Les bureaux montréalais d'Amaya, de Manuvie et de Canaccord ne sont pas les seuls endroits où l'Autorité des marchés financiers (AMF) a réalisé des perquisitions dans le cadre de son enquête pour délit d'initiés. L'AMF a aussi effectué des saisies dans des bureaux montréalais de Bell Mobilité ainsi que dans ceux de Rogers et de sa filiale Fido.

Après être débarqués le 10 décembre chez Amaya, à Pointe-Claire, chez Placements Manuvie, à Dorval, et chez Canaccord, au centre-ville, des représentants de l'AMF se sont présentés le 6 février chez Bell et Rogers.

Des documents obtenus par La Presse révèlent qu'un volume important d'éléments d'enquête a été saisi chez les fournisseurs de services téléphoniques.

Chez Bell Mobilité, rue De La Gauchetière, l'AMF a saisi un disque compact comprenant «le registre des communications du 12 mars au 30 septembre 2014» pour un numéro de téléphone précis. D'après nos recherches, ce numéro est lié à un condo de la rue Saint-Hubert appartenant à un ingénieur montréalais qui n'a pu être joint.

Le CD saisi comprend également des factures pour un numéro lié à une résidence de Saint-Lazare. Selon nos informations, cette maison est celle de l'ex-superviseure du bureau de Manuvie Dorval, Heather Borelli.

Dans les bureaux de Rogers/Fido, également situés rue De La Gauchetière, l'AMF a saisi une boîte contenant des factures pour 12 personnes, un registre d'appels pour ces 12 personnes ainsi que des tableaux descriptifs.

Deuxième perquisition chez Canaccord

L'AMF a effectué au moins six perquisitions depuis le début de son enquête. Selon ce que La Presse a appris, les bureaux montréalais de Canaccord, situés en face du Centre Bell, boulevard René-Lévesque Ouest, ont jusqu'ici fait l'objet de perquisitions à deux reprises.

Après s'y être d'abord rendue le 10 décembre, l'AMF s'y est de nouveau présentée le 25 février, un nouveau mandat de perquisition en main.

Cette journée-là, l'AMF a saisi une clé USB contenant les boîtes de courriels de deux personnes ainsi que trois boîtes de documents.
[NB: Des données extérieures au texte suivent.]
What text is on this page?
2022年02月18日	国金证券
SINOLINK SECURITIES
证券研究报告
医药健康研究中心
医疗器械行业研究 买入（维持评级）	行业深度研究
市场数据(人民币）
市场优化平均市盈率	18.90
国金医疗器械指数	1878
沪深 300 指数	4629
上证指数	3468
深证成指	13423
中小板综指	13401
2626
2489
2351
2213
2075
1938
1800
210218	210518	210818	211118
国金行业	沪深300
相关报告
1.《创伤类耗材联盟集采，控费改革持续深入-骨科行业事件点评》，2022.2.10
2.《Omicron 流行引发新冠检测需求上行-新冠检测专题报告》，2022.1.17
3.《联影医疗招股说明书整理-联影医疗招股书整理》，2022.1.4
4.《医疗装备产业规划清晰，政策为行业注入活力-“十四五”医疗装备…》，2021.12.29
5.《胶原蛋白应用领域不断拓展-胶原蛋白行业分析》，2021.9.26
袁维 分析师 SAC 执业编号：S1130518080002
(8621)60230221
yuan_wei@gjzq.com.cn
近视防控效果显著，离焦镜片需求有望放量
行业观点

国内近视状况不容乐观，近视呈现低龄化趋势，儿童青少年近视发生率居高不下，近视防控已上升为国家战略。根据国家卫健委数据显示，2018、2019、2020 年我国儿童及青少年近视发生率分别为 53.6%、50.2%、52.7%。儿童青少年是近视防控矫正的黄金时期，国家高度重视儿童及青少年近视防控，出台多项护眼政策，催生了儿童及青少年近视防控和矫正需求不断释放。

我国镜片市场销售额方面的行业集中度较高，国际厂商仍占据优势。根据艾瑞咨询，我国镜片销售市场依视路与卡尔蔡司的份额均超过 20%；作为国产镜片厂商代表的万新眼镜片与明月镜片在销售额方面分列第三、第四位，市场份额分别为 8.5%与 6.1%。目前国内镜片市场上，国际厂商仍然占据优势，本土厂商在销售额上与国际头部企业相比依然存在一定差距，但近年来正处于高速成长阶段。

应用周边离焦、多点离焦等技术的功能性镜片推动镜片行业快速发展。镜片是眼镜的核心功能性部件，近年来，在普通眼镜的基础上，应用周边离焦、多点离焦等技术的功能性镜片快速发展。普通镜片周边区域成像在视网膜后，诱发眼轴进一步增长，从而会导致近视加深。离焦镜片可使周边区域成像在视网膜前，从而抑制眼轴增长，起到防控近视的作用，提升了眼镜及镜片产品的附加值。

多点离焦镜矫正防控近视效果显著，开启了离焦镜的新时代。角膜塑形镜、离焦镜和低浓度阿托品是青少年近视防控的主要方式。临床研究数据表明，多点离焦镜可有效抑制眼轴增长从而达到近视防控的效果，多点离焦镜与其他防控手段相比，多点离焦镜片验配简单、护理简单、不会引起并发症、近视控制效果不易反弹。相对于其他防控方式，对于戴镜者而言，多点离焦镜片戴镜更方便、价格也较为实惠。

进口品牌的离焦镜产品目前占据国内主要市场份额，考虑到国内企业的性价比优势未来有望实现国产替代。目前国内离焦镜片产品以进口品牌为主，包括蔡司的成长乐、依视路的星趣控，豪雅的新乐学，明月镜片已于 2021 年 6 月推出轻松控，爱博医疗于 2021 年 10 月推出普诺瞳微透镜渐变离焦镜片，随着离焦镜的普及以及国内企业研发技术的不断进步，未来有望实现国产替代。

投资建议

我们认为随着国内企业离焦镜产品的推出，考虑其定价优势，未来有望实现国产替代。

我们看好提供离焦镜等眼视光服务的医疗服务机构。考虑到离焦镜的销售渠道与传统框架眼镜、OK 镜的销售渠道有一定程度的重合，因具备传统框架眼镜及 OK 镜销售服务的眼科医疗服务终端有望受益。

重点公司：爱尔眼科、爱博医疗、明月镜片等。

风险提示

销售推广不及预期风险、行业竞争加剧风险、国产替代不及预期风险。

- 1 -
Le gendarme boursier québécois procède à l'analyse des éléments saisis au bureau de la conformité de Canaccord en sachant que la société financière conserve une sauvegarde de l'ensemble des courriels de ses employés pour une période de sept ans et une copie de sauvegarde des courriels supprimés pour une période de deux ans.
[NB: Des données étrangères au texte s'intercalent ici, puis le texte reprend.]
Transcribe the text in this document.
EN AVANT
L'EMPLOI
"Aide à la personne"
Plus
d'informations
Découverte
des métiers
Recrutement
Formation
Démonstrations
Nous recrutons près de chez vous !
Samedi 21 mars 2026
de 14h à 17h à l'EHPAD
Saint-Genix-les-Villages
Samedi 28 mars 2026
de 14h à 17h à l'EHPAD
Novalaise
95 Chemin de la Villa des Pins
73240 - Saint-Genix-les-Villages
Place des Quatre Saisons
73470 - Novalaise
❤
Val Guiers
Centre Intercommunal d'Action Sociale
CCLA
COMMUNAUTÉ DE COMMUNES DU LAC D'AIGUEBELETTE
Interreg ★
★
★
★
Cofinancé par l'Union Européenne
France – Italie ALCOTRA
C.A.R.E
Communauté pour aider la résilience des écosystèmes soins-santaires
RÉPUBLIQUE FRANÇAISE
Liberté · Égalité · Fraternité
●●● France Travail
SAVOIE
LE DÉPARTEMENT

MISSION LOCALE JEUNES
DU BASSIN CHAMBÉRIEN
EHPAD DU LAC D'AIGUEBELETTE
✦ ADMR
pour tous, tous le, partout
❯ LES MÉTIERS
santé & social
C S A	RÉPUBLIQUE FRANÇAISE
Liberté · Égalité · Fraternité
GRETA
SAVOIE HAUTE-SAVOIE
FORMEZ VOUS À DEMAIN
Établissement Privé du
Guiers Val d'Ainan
L'AMF sait aussi que chez Canaccord, les appels entre les représentants et leurs clients ne sont pas enregistrés, sauf au Québec, et qu'un registre des appels de tous les représentants est conservé. L'AMF s'est aussi fait confirmer que Canaccord enregistre les appels entre les représentants et le pupitre de négociations des options négociées en Bourse. Il s'agirait là aussi d'une information pertinente à son enquête.

Acquisition de PokerStars

Une cinquantaine de représentants ou d'employés de Canaccord ont été avisés du projet d'acquisition de PokerStars avant son annonce. Canaccord était le banquier d'Amaya pour la transaction.

Le gendarme boursier québécois a des motifs raisonnables de croire que plusieurs personnes ont effectué des opérations sur l'action d'Amaya alors qu'ils disposaient d'une information privilégiée et que quatre personnes ont communiqué de l'information privilégiée sur le titre d'Amaya.

L'action d'Amaya ainsi que le volume de transactions avaient fortement augmenté dans les semaines précédant l'acquisition.

Amaya a réalisé la plus importante transaction financière au Québec l'an passé en procédant à l'acquisition des sites PokerStars et Full Tilt Poker, en juin 2014, pour 4,9 milliards US.

Mis à part le volet Canaccord, trois membres de la haute direction d'Amaya, dont le PDG David Baazov et le chef des finances Daniel Sebag, ainsi qu'une quinzaine d'employés ou ex-employés de Manuvie sont visés par l'investigation.

L'AMF tente de connaître les noms de ceux qui ont été informés du projet d'acquisition depuis son origine afin de bien comprendre comment l'information a circulé.

Les soupçons de l'AMF n'ont aucunement été prouvés devant un tribunal.